Another benefit is tied to that — being able to target customers in a direct way, where you’re giving them exactly what they need and only what they need. You can think of a utility-based model where they’re only using the features or functions or amount of time that they want, and you can bill them after the fact. Customers could pick and choose a certain number features that they want to use, get a use license, and only pay for those features.
As far as lowering costs on a back-end basis, if you have this tied into your CRM or billing system, you have to do less manual processing than you might normally. When an order comes in, you can set it up so that a license is automatically generated, or so that it comes out of a pool that’s already been pre-generated, and is then delivered to that partner or customer. It’s traditionally been difficult to integrate a licensing system into all of these back-end processes, so we’re trying to make that very easy.

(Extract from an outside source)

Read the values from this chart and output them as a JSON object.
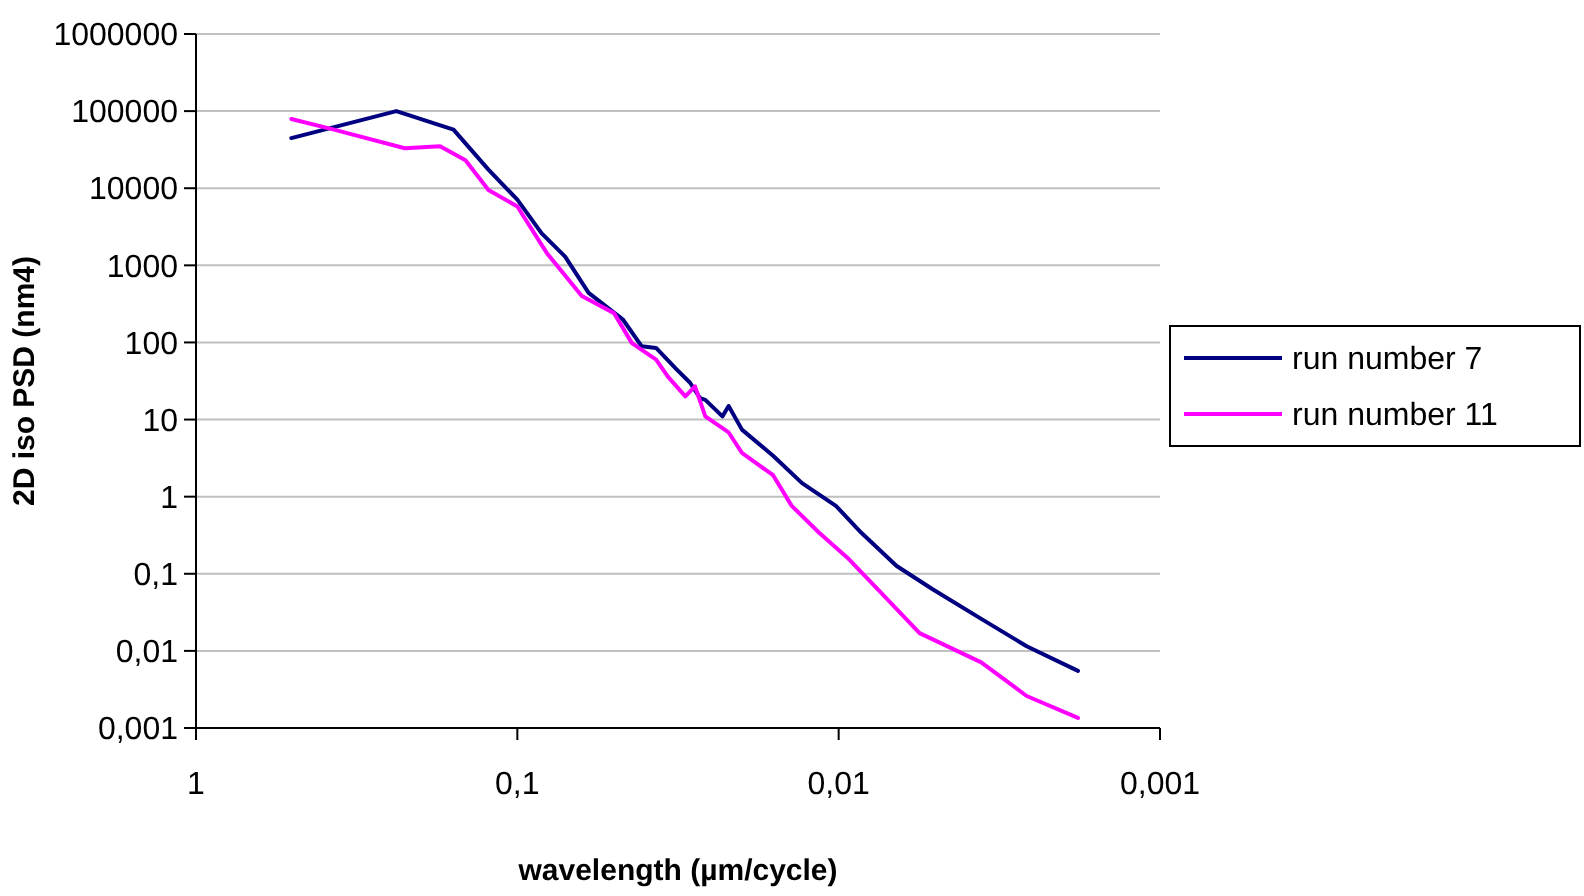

PressPass: In October 2006, Microsoft announced the Software Protection Platform. How is that technology platform different than what you are announcing today?
Lindeman: The Software Protection Platform (SPP) is the set of anti-piracy technologies that Microsoft is using internally and it is built into Windows Vista and Windows Server 2008. Today these two platforms (SPP and SLPS) are separate technologies and we do not have current plans to make SPP an ISV offering.
PressPass: What resources are you making available to help partners understand SLP Services?
Lindeman: We are demonstrating the code protection technologies as well as the licensing creation and product creation in the portal. Partners attending the Worldwide Partner Conference in Denver this week can stop by booth 1153 to see this product in action.
More importantly, we have a new web site for information called www.softwarepotential.com. The site provides information, training materials and other resources that partners can check out throughout the summer in preparation for our launch in early October. Interested parties can sign up for a newsletter and be notified when new training or education materials become available in the coming months. We also have a Technical Adoption Program that allows certain companies early access to SLP Services, and are putting together an evaluation so companies can try things out before October.
Over the course of the summer there will be various materials and seminars for partners, resellers and Microsoft sales personnel to learn about the technology and enable them to talk about SLP Services in a very clear way to their customers. SLP Online Service will be sold directly through partners that are specially trained and have an agreement with Microsoft, and the enterprise and standard SLP Server products will be on the Volume Licensing price list in October.